Technology can provide a vital link between home and school. BIS encourages students and parents to log in to the school’s online community from home and, as part of the UK government’s Computers for Pupils scheme, has given out 350 laptops to students from lower income families.

The idea that any member of a school community should be able to access its online learning platform, from any device, is growing in popularity. Last year, students from the United World College of South East Asia in Singapore, took part in a pilot scheme investigating the use of iPod Touch devices to access the school’s Studwiz Sparks learning platform.

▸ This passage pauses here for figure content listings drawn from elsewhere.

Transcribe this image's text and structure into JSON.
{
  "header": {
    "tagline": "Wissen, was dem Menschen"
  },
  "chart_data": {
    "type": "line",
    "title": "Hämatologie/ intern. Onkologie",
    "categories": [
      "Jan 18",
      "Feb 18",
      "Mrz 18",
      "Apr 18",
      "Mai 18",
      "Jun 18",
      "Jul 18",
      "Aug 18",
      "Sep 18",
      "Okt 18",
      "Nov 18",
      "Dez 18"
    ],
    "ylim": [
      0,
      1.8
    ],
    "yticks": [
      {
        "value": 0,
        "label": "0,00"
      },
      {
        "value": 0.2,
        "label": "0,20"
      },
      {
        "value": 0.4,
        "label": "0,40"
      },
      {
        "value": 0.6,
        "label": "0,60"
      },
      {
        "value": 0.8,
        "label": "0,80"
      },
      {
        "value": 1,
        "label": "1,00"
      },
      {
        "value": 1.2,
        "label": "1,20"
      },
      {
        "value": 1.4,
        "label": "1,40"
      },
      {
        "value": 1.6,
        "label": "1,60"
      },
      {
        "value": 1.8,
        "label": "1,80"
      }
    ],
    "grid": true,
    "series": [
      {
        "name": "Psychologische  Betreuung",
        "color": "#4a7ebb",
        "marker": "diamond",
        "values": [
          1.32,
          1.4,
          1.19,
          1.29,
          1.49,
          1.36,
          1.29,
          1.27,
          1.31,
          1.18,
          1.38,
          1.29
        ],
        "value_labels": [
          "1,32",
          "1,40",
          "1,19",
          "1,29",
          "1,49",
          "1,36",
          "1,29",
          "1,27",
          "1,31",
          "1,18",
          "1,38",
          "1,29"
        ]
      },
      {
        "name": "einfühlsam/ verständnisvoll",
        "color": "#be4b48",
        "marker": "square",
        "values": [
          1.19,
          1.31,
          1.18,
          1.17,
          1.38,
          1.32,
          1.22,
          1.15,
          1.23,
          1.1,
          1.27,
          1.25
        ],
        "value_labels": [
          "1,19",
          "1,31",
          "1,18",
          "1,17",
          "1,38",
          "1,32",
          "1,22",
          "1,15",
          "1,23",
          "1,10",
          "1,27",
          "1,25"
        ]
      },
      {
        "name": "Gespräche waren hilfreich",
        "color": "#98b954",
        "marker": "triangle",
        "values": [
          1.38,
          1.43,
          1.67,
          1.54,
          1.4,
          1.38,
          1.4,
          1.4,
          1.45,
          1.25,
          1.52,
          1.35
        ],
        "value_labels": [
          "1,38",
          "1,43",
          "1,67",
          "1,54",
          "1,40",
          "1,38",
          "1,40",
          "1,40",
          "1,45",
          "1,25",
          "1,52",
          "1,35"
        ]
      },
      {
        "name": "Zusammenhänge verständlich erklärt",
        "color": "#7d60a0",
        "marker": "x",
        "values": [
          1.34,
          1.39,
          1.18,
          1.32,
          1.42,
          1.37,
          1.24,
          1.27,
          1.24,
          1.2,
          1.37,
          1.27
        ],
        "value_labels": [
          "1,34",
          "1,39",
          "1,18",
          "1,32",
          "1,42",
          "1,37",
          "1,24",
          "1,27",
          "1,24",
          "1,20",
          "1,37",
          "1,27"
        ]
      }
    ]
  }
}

As students embrace mobile technology for leisure, it makes sense for schools to keep pace.

Diana Debenedetti, history teacher at Colegio Santa Brigida in Buenos Aires, Argentina, has a class blog based on WebQuests, which parents and students can view and comment on outside school hours. “It makes the learning process less vertical,” says Diana. “It encourages students to think outside the limits of traditional evaluation, and understand that knowledge gets richer when it includes multiple contributions.”

She’s keen to emphasize that it’s the way you use technology that counts. Setting students free to surf the web will simply increase the speed at which they ‘cut and paste’, but directed tasks can help them assess and select information and resources:

“Technology isn’t magic. It doesn’t provide instant solutions. It challenges teachers to improve their practice by being more flexible and creative, and it challenges students to reflect on the limitations of technology as well as its capabilities. The best way to learn is by practising together.”